En ce moment le docteur rentra dans son cabinet de travail où se tenait cette conversation ; il regarda Kennedy, qui ne se sentit pas trop à son aise.

«Dick, dit le docteur, viens avec Joe ; j’ai besoin de savoir ce que vous pesez tous les deux.

– Mais…

– Tu pourras garder ton chapeau sur ta tête. Viens.»

Et Kennedy y alla.

Ils se rendirent tous les trois à l’atelier de MM. Mittchell, où l’une de ces balances dites romaines avait été préparée. Il fallait effectivement que le docteur connût le poids de ses compagnons pour établir l’équilibre de son aérostat. Il fit donc monter Dick sur la plate-forme de la balance ; celui-ci, sans faire de résistance, disait à mi-voix :

«C’est bon! c’est bon! cela n’engage à rien.

– Cent cinquante-trois livres, dit le docteur, en inscrivant ce nombre sur son carnet.

– Suis-je trop lourd ?

– Mais non, monsieur Kennedy, répliqua Joe ; d’ailleurs, je suis léger, cela fera compensation.»

Et ce disant, Joe prit avec enthousiasme la place du chasseur ; il faillit même renverser la balance dans son emportement ; il se posa dans l’attitude du Wellington qui singe Achille à l’entrée d’Hyde-Park, et fut magnifique, même sans bouclier.

«Cent vingt livres, inscrivit le docteur…

– Eh! eh!» fit Joe avec un sourire de satisfaction. Pourquoi souriait-il ? Il n’eut jamais pu le dire.

«À mon tour, dit Fergusson, et il inscrivit cent trente-cinq livres pour son propre compte.

– À nous trois, dit-il, nous ne pesons pas plus de quatre cents livres.

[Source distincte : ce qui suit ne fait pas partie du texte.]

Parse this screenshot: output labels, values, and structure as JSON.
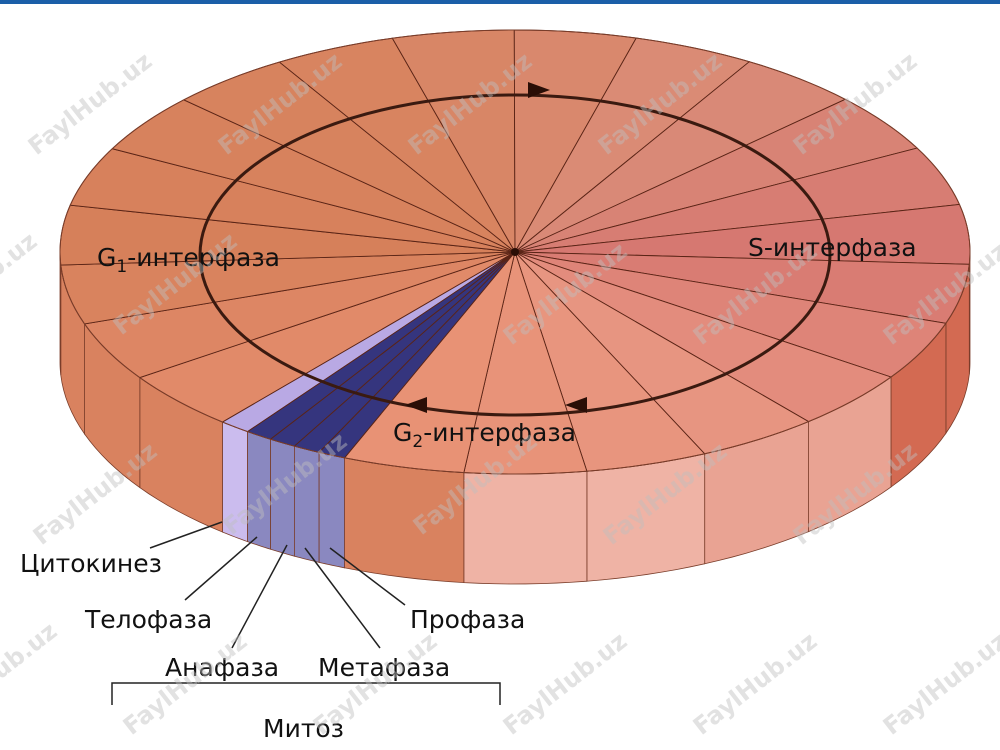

– Mais, mon maître, reprit Joe, si cela était nécessaire pour votre expédition, je pourrais bien me faire maigrir d’une vingtaine de livres en ne mangeant pas.

– C’est inutile, mon garçon, répondit le docteur ; tu peux manger à ton aise, et voilà une demi-couronne pour te lester à ta fantaisie.»

VII. Détails géométriques. – Calcul de la capacité du ballon.

Détails géométriques. – Calcul de la capacité du ballon. – L’aérostat double. – L’enveloppe. – La nacelle. – L’appareil mystérieux. – Les vivres. – L’addition finale.

Le docteur Fergusson s’était préoccupé depuis longtemps des détails de son expédition. On comprend que le ballon, ce merveilleux véhicule destiné à le transporter par air, fût l’objet de sa constante sollicitude.

Tout d’abord, et pour ne pas donner de trop grandes dimensions à l’aérostat, il résolut de le gonfler avec du gaz hydrogène, qui est quatorze fois et demie plus léger que l’air. La production de ce gaz est facile, et c’est celui qui a donné les meilleurs résultats dans les expériences aérostatiques.

Le docteur, d’après des calculs très exacts, trouva que, pour les objets indispensables à son voyage et pour son appareil, il devait emporter un poids de quatre mille livres ; il fallut donc rechercher quelle serait la force ascensionnelle capable d’enlever ce poids, et, par conséquent, quelle en serait la capacité.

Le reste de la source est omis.